Passend zum österreichischen O-Ton und zum Titel (der ist unstrittig gelungen) könnte der Film vielleicht noch knapper zusammengefasst werden: Er macht einen narrisch.

Soll heißen: Es ist qualvoll, ihn anzuschauen. An einigen Stellen war ich kurz davor, rauszugehen. Jedenfalls hoffte ich zumindest, dass diese Stellen bald vorbei sind, was sie meistens nicht waren.

Das alles muss nicht heißen, dass Hundstage schlecht ist. Nur sehr anstrengend eben, zu dokumentarisch, um Kunst zu sein, und zu schlimm, um nur dokumentarisch zu sein. Nah dran, und damit – und nicht so sehr durch die sichtbareren Tabubrüche – im echten Wortsinn schockierend. Jedenfalls keine Unterhaltung, auch wenn einige der unterhaltsameren Stellen in ihrer Lachen-im-Hals-Steckenbleiben-Komik an Deix erinnerten. Letztlich also ein etwas unschlüssiges: Was ist dieser Film dann?

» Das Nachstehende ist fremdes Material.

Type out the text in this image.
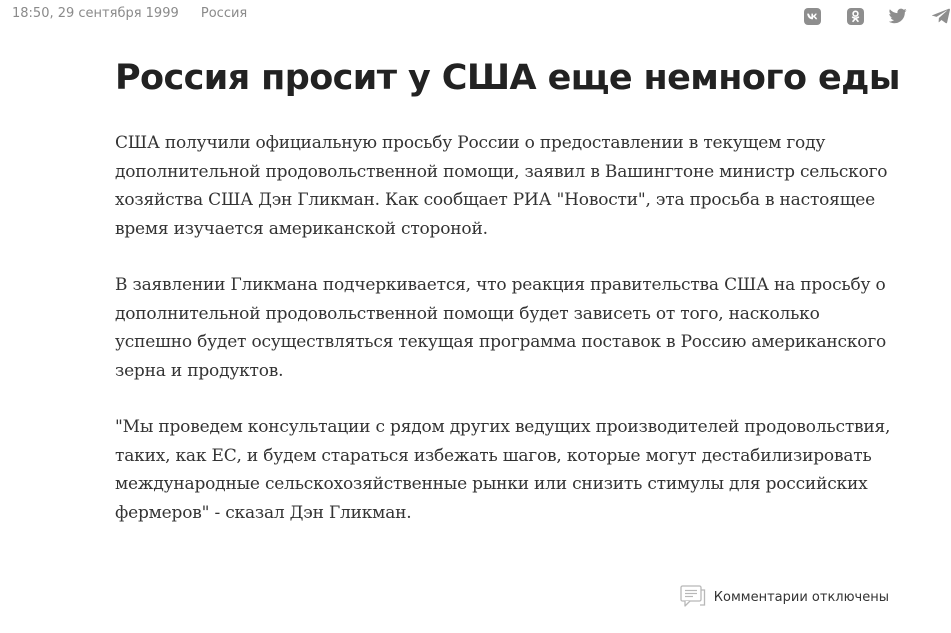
18:50, 29 сентября 1999 Россия
Россия просит у США еще немного еды

США получили официальную просьбу России о предоставлении в текущем году дополнительной продовольственной помощи, заявил в Вашингтоне министр сельского хозяйства США Дэн Гликман. Как сообщает РИА "Новости", эта просьба в настоящее время изучается американской стороной.

В заявлении Гликмана подчеркивается, что реакция правительства США на просьбу о дополнительной продовольственной помощи будет зависеть от того, насколько успешно будет осуществляться текущая программа поставок в Россию американского зерна и продуктов.

"Мы проведем консультации с рядом других ведущих производителей продовольствия, таких, как ЕС, и будем стараться избежать шагов, которые могут дестабилизировать международные сельскохозяйственные рынки или снизить стимулы для российских фермеров" - сказал Дэн Гликман.

Комментарии отключены
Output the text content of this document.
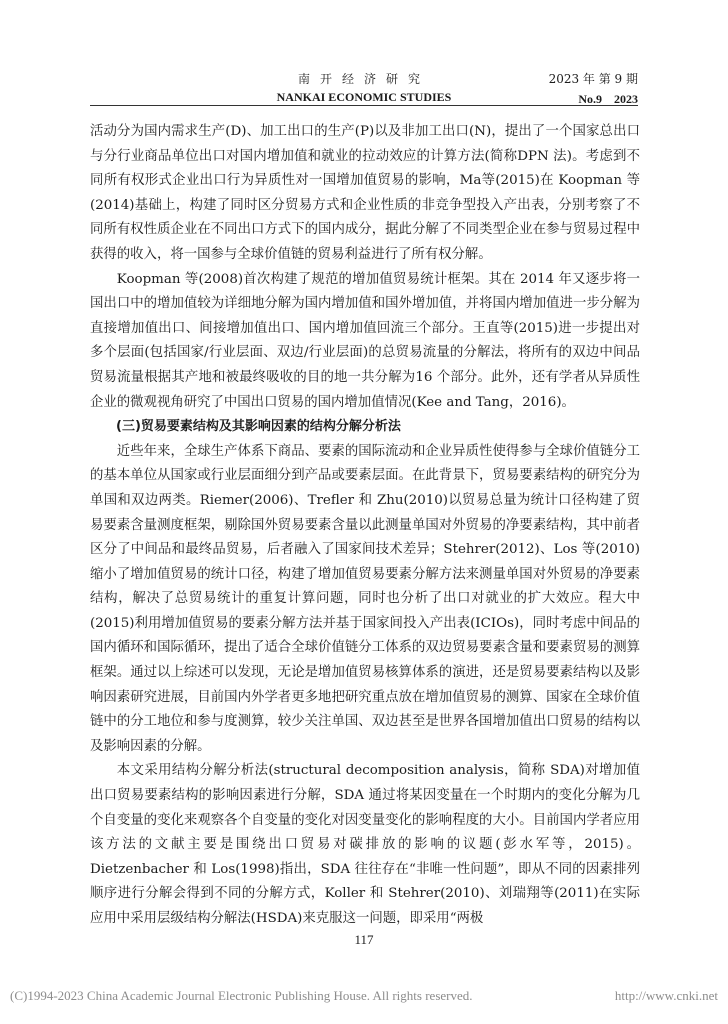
南开经济研究
NANKAI ECONOMIC STUDIES
2023 年 第 9 期
No.9　2023

活动分为国内需求生产(D)、加工出口的生产(P)以及非加工出口(N)，提出了一个国家总出口与分行业商品单位出口对国内增加值和就业的拉动效应的计算方法(简称DPN 法)。考虑到不同所有权形式企业出口行为异质性对一国增加值贸易的影响，Ma等(2015)在 Koopman 等(2014)基础上，构建了同时区分贸易方式和企业性质的非竞争型投入产出表，分别考察了不同所有权性质企业在不同出口方式下的国内成分，据此分解了不同类型企业在参与贸易过程中获得的收入，将一国参与全球价值链的贸易利益进行了所有权分解。

Koopman 等(2008)首次构建了规范的增加值贸易统计框架。其在 2014 年又逐步将一国出口中的增加值较为详细地分解为国内增加值和国外增加值，并将国内增加值进一步分解为直接增加值出口、间接增加值出口、国内增加值回流三个部分。王直等(2015)进一步提出对多个层面(包括国家/行业层面、双边/行业层面)的总贸易流量的分解法，将所有的双边中间品贸易流量根据其产地和被最终吸收的目的地一共分解为16 个部分。此外，还有学者从异质性企业的微观视角研究了中国出口贸易的国内增加值情况(Kee and Tang，2016)。

(三)贸易要素结构及其影响因素的结构分解分析法

近些年来，全球生产体系下商品、要素的国际流动和企业异质性使得参与全球价值链分工的基本单位从国家或行业层面细分到产品或要素层面。在此背景下，贸易要素结构的研究分为单国和双边两类。Riemer(2006)、Trefler 和 Zhu(2010)以贸易总量为统计口径构建了贸易要素含量测度框架，剔除国外贸易要素含量以此测量单国对外贸易的净要素结构，其中前者区分了中间品和最终品贸易，后者融入了国家间技术差异；Stehrer(2012)、Los 等(2010)缩小了增加值贸易的统计口径，构建了增加值贸易要素分解方法来测量单国对外贸易的净要素结构，解决了总贸易统计的重复计算问题，同时也分析了出口对就业的扩大效应。程大中(2015)利用增加值贸易的要素分解方法并基于国家间投入产出表(ICIOs)，同时考虑中间品的国内循环和国际循环，提出了适合全球价值链分工体系的双边贸易要素含量和要素贸易的测算框架。通过以上综述可以发现，无论是增加值贸易核算体系的演进，还是贸易要素结构以及影响因素研究进展，目前国内外学者更多地把研究重点放在增加值贸易的测算、国家在全球价值链中的分工地位和参与度测算，较少关注单国、双边甚至是世界各国增加值出口贸易的结构以及影响因素的分解。

本文采用结构分解分析法(structural decomposition analysis，简称 SDA)对增加值出口贸易要素结构的影响因素进行分解，SDA 通过将某因变量在一个时期内的变化分解为几个自变量的变化来观察各个自变量的变化对因变量变化的影响程度的大小。目前国内学者应用该方法的文献主要是围绕出口贸易对碳排放的影响的议题(彭水军等，2015)。Dietzenbacher 和 Los(1998)指出，SDA 往往存在“非唯一性问题”，即从不同的因素排列顺序进行分解会得到不同的分解方式，Koller 和 Stehrer(2010)、刘瑞翔等(2011)在实际应用中采用层级结构分解法(HSDA)来克服这一问题，即采用“两极

117
(C)1994-2023 China Academic Journal Electronic Publishing House. All rights reserved.	http://www.cnki.net
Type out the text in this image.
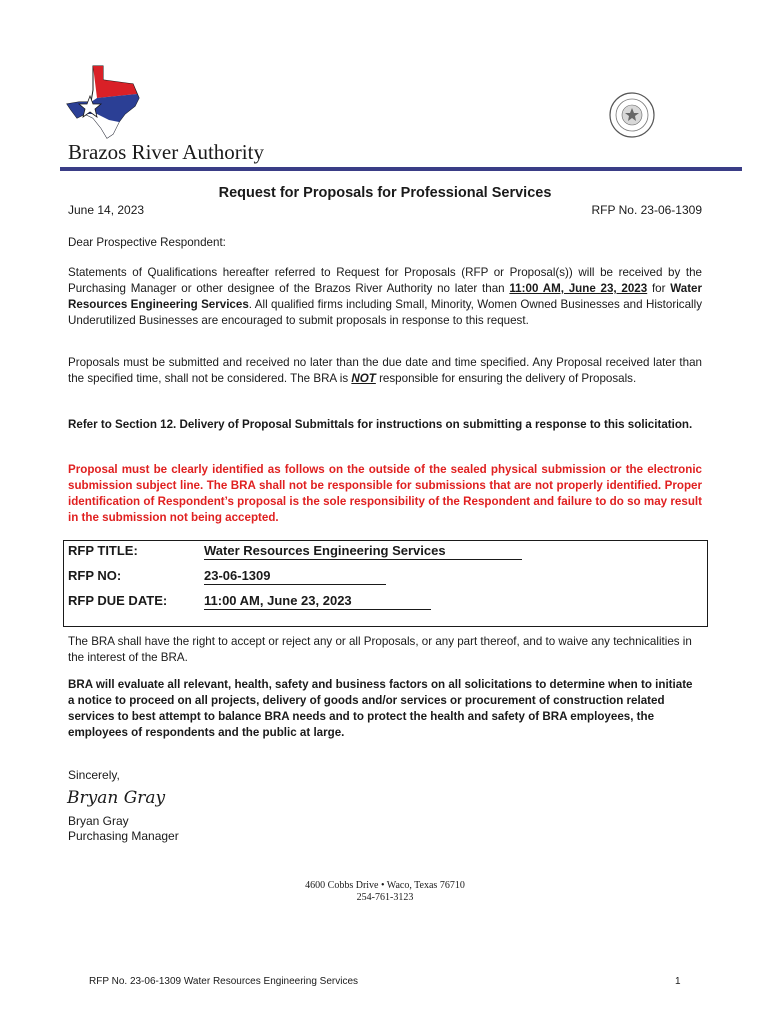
Brazos River Authority
Request for Proposals for Professional Services
June 14, 2023	RFP No. 23-06-1309
Dear Prospective Respondent:
Statements of Qualifications hereafter referred to Request for Proposals (RFP or Proposal(s)) will be received by the Purchasing Manager or other designee of the Brazos River Authority no later than 11:00 AM, June 23, 2023 for Water Resources Engineering Services. All qualified firms including Small, Minority, Women Owned Businesses and Historically Underutilized Businesses are encouraged to submit proposals in response to this request.
Proposals must be submitted and received no later than the due date and time specified. Any Proposal received later than the specified time, shall not be considered. The BRA is NOT responsible for ensuring the delivery of Proposals.
Refer to Section 12. Delivery of Proposal Submittals for instructions on submitting a response to this solicitation.
Proposal must be clearly identified as follows on the outside of the sealed physical submission or the electronic submission subject line. The BRA shall not be responsible for submissions that are not properly identified. Proper identification of Respondent’s proposal is the sole responsibility of the Respondent and failure to do so may result in the submission not being accepted.
RFP TITLE:	Water Resources Engineering Services
RFP NO:	23-06-1309
RFP DUE DATE:	11:00 AM, June 23, 2023
The BRA shall have the right to accept or reject any or all Proposals, or any part thereof, and to waive any technicalities in the interest of the BRA.
BRA will evaluate all relevant, health, safety and business factors on all solicitations to determine when to initiate a notice to proceed on all projects, delivery of goods and/or services or procurement of construction related services to best attempt to balance BRA needs and to protect the health and safety of BRA employees, the employees of respondents and the public at large.
Sincerely,
Bryan Gray
Bryan Gray
Purchasing Manager
4600 Cobbs Drive • Waco, Texas 76710
254-761-3123
RFP No. 23-06-1309 Water Resources Engineering Services	1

Der Corriere della Sera hat wohl recht: Den Film vergisst niemand so leicht. Allerdings bin ich mir nicht sicher, ob ich ihn nicht lieber doch manchmal vergessen würde. Verdrängung? Therapie? Wenn der Alltag wirklich so ist, dann ist er jedenfalls schlimmer, als ich mir das bisher meistens vorgestellt habe.

> Website


Wednesday, July 17, 2002

Neulichs im Kino: Lilo & Stitch

Die Botschaft, dass Familien zusammenhalten müssen und für einander einstehen sollen, kann leicht als typisch Disney abgetan werden, auch in ihrer imaginär-hawaiianischen Verpackung, sponsored by the tourist authority of Hawai‹i.

Die Familie in diesem Fall besteht allerdings aus einem kleinen Mädchen, das von der Welt nicht verstanden wird, ihrer noch gar nicht so großen Schwester, die sich um sie kümmern muss, deren Freund und einem kleinen außerirdischen Monster. Nicht ganz so typisch, oder? Eine galaktische Präsidentin reiht sich nahtlos in die Ankunft im heute ein. Und wenn dann – ohne zuviel vorwegzunehmen – der Mafiatyp vom Jugendamt und zwei Aliens zu Wahlonkels (oder -tanten, das ist bei dieser strichförmigen Lebensform nicht so klar) werden, dann ist da zwar die süße Happy-End-Botschaft, dass es was bringt, zusammenzuhalten – von der WASP-Moralität Disneys ist aber wenig übrig geblieben. Insofern ist Lilo & Stitch ganz schön zeitgemäss.

Natürlich ist es auch möglich, die ganze Story als einen Zähmungs- und Domestizierungsprozess von Kindern und Monster(chen) zu lesen: aus Lilos Fotos dicker Menschen am Strand werden alle Stationen eines typisch amerikanischen Familienlebens, aus Stitchs Wunsch, Großstädte niederzureißen, wird Spaß im Haushalt. Aber trotzdem bleibt selbst in den letzten Minuten des Films der Eindruck, dass hier widerspenstige Potenziale übrig sind, und außerdem macht es einfach viel mehr Spaß, den Film als einen zu lesen, der davon erzählt, dass weder Monster noch kleine Mädchen immer brav sein müssen, dass die Welt der Arbeit eine der Zwänge ist und so weiter. Meine Empfehlung: Angucken!

> Website zum Film, Flash


Saturday, July 06, 2002

Was passiert hier eigentlich?

Nicht’s großartiges, nur ein Hinweis darauf, dass Marcus Hammerschmitt im weBLOGging die aktuelle Variante der Internet-Utopie ausgemacht hat. Und dazu was in Telepolis geschrieben hat.